"Aklınızı Kullanmıyor Musunuz" Ayetini Nasıl Anlamalıyız?

“…Aklınızı kullanmıyor musunuz?” (el-Bakara, 44) buyururken, acaba kullarının yapmasını istiyor? “…Aklınızı kullanmıyor musunuz?” ayetini nasıl anlamalıyız? Asıl mesajı nedir? İşte cevabı...

Cenâb-ı Hak âyet-i kerîmelerde;

“…Hiç düşünmüyor musunuz?” (el-En’âm, 50)

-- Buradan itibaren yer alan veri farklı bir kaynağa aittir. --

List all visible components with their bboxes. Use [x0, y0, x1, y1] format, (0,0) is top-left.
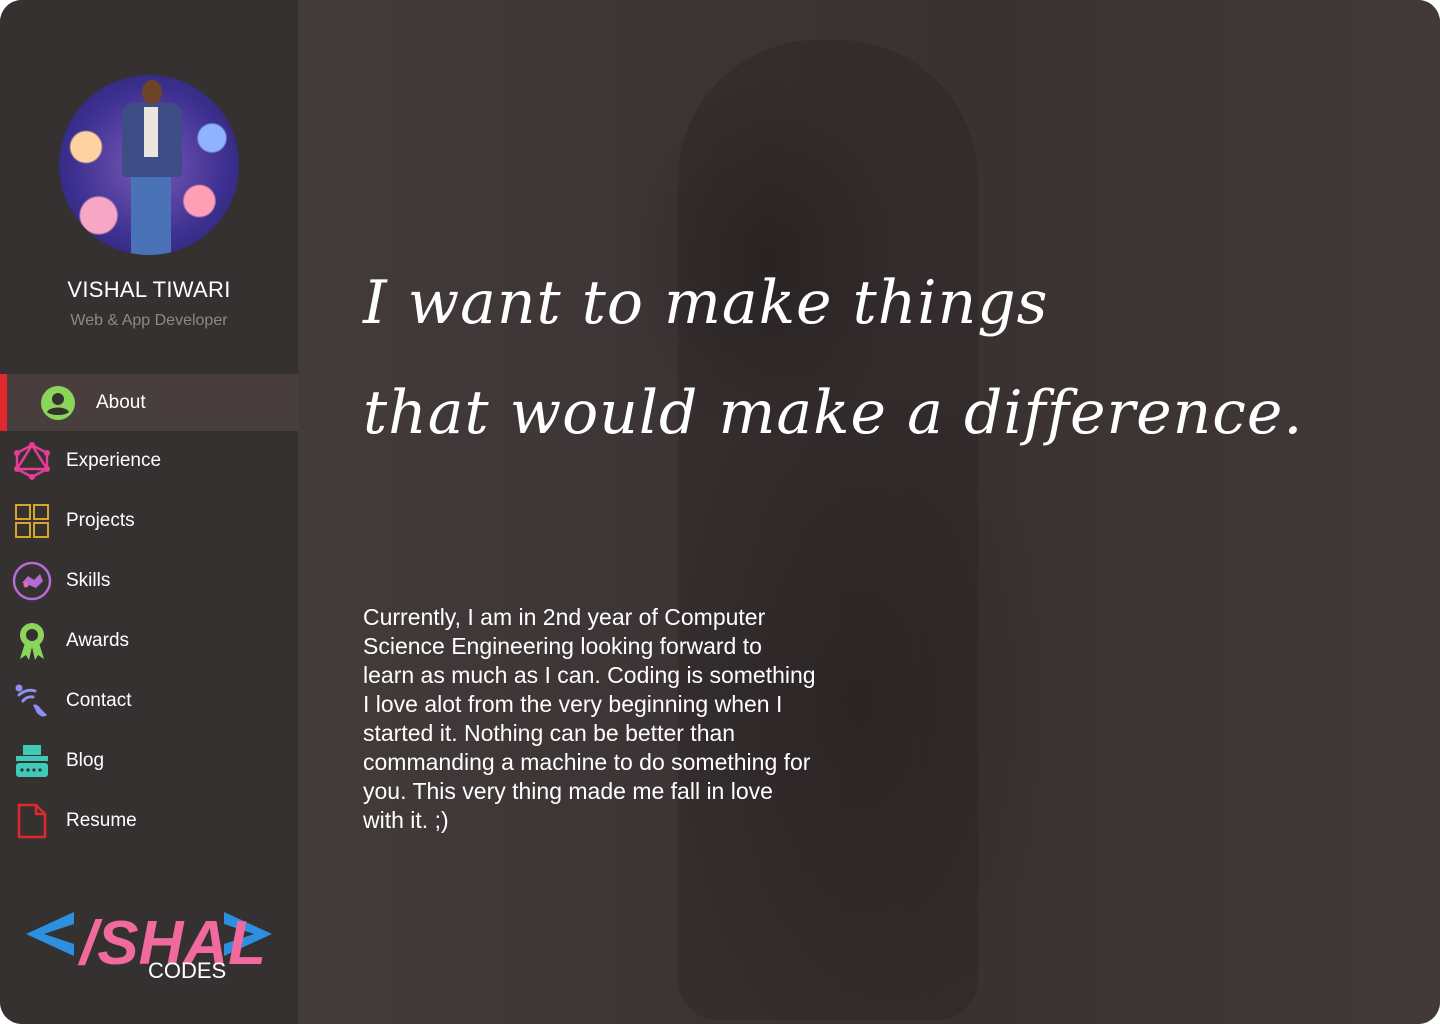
- sidebar: VISHAL TIWARI Web & App Developer About: [0, 0, 298, 1024]
- sidebar-item-blog[interactable]: Blog: [0, 731, 298, 791]
- about-section: I want to make things that would make a …: [298, 0, 1440, 1024]
- headline-line-2: that would make a difference.: [363, 378, 1304, 448]
- background-photo: [678, 40, 978, 1020]
- graph-network-icon: [12, 441, 52, 481]
- sidebar-nav: About Experience Projects Skills Awards …: [0, 374, 298, 851]
- sidebar-item-skills[interactable]: Skills: [0, 551, 298, 611]
- grid-icon: [12, 501, 52, 541]
- sidebar-item-label: Contact: [66, 690, 132, 711]
- app-frame: VISHAL TIWARI Web & App Developer About: [0, 0, 1440, 1024]
- wifi-contact-icon: [12, 681, 52, 721]
- bio-text: Currently, I am in 2nd year of Computer …: [363, 604, 816, 833]
- brand-logo[interactable]: /SHAL CODES: [22, 900, 276, 990]
- avatar: [59, 75, 239, 255]
- document-icon: [12, 801, 52, 841]
- profile-role: Web & App Developer: [70, 312, 228, 329]
- sidebar-item-label: About: [96, 391, 146, 413]
- sidebar-item-label: Projects: [66, 510, 135, 531]
- skills-handshake-icon: [12, 561, 52, 601]
- sidebar-item-label: Skills: [66, 570, 111, 591]
- sidebar-item-resume[interactable]: Resume: [0, 791, 298, 851]
- sidebar-item-experience[interactable]: Experience: [0, 431, 298, 491]
- typewriter-icon: [12, 741, 52, 781]
- profile-name: VISHAL TIWARI: [67, 277, 231, 302]
- account-circle-icon: [38, 383, 78, 423]
- logo-sub: CODES: [148, 958, 226, 983]
- sidebar-item-projects[interactable]: Projects: [0, 491, 298, 551]
- sidebar-item-label: Resume: [66, 810, 137, 831]
- sidebar-item-contact[interactable]: Contact: [0, 671, 298, 731]
- sidebar-item-label: Experience: [66, 450, 162, 471]
- sidebar-item-awards[interactable]: Awards: [0, 611, 298, 671]
- sidebar-item-label: Awards: [66, 630, 130, 651]
- headline-line-1: I want to make things: [363, 268, 1049, 338]
- award-ribbon-icon: [12, 621, 52, 661]
- sidebar-item-label: Blog: [66, 750, 105, 771]
- headline: I want to make things that would make a …: [363, 248, 1403, 468]
- sidebar-item-about[interactable]: About: [0, 374, 298, 431]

“…Aklınızı kullanmıyor musunuz?” (el-Bakara, 44) buyururken, acaba kullarının;

“Nasıl günümü gün ederim? Ten plânında nasıl daha rahat ve zevk u safâ içinde yaşarım?..” diye düşünmesini mi istiyor?

Yoksa;

“Şu kısacık hayat sermâyesi ile ebedî olan âhiret yurdunu nasıl kazanırım? Her saniye tükenen ve bir daha ele geçmeyecek olan sayılı nefeslerle, sonsuz olan âhiret saâdetine nasıl vâsıl olurum? Günden güne tâkatten düşen şu bedenimle, ebedî olan gençliğe nasıl kavuşurum? Nefs ve şeytanın desîselerine düşmeden, tertemiz geldiğim şu dünyadan Rabbimin huzuruna yine tertemiz olarak yüz akıyla nasıl varabilirim?..” diye düşünmesini, bu hususta derin derin tefekkür etmesini mi istiyor? Çünkü Rabbimiz, dünyayı insanlar ve cinler için bir imtihan âlemi olarak tezyin etmiş.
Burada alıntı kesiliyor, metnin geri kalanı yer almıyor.